NIKSIC, Montenegro (Reuters) – About 100 Serb nationalists rallied in front of an Orthodox church in Montenegro on Thursday in a rare European display of support for Russia’s invasion of Ukraine and President Vladimir Putin.
“Good luck, Vladimir, you are the guardian of Orthodoxy!” shouted protest leader Veselin Djokovic. “We hope that you will bring Kosovo back into our arms,” he continued, referring to the former Serbian province that declared independence in 2008.

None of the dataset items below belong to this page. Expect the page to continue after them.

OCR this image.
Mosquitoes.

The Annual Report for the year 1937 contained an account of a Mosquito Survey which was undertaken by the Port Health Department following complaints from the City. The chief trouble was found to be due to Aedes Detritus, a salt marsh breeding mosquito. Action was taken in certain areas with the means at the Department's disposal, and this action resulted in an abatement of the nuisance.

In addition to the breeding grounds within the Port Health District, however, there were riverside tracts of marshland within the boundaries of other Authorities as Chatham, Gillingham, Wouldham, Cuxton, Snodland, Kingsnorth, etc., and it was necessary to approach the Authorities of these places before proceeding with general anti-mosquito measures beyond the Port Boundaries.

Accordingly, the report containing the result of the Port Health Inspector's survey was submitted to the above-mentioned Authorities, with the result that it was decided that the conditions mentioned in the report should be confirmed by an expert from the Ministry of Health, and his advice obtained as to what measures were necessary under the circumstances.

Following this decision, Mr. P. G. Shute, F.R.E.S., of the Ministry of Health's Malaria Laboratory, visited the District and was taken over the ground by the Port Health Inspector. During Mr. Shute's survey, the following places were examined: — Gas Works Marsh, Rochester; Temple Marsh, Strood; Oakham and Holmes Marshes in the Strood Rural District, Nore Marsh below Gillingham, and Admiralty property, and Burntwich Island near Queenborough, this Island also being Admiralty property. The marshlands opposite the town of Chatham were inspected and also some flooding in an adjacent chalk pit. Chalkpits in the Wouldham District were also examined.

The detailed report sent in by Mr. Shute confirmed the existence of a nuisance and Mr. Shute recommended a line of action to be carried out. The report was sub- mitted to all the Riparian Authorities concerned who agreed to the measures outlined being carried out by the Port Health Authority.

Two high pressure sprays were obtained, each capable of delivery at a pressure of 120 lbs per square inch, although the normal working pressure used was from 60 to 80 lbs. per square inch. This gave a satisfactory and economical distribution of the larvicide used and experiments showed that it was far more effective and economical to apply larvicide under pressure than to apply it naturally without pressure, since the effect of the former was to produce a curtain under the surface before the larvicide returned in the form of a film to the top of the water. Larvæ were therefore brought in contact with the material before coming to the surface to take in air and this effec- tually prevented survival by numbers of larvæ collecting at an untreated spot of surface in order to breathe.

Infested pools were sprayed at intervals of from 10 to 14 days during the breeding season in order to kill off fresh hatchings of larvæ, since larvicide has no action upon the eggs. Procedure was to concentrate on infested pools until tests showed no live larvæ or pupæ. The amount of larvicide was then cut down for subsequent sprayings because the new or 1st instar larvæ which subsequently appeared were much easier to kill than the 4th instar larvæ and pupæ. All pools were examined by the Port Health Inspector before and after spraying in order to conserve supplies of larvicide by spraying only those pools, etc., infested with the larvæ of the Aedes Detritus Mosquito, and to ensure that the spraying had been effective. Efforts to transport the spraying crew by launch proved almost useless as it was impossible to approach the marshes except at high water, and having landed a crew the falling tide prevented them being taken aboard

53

Montenegro’s politics have been long marked by divisions between those who identify as Montenegrins and pro-Russia Serbs who opposed the tiny Adriatic country’s independence from a former state union with Serbia and prefer stronger ties with Serbia and Russia.
Protesters waved Russian flags and carried a huge banner reading “Serbs in Montenegro, Russians in Ukraine”. They chanted “Russia” and “Donbas” – referring to a Russian-backed breakaway region of Ukraine – as church bells rang in the background in the town of Niksic.
They also booed NATO, of which Montenegro became a member in 2017.
“We are not for war but you (Russia) have our support to prevent the destruction of Russians because of NATO ambitions,” Djokovic said.
After a no-confidence vote in the pro-Serb government backed by the powerful Serbian Orthodox Church earlier this month, Montenegro is awaiting a proposal for a new government which has been delayed by political parties’ bickering.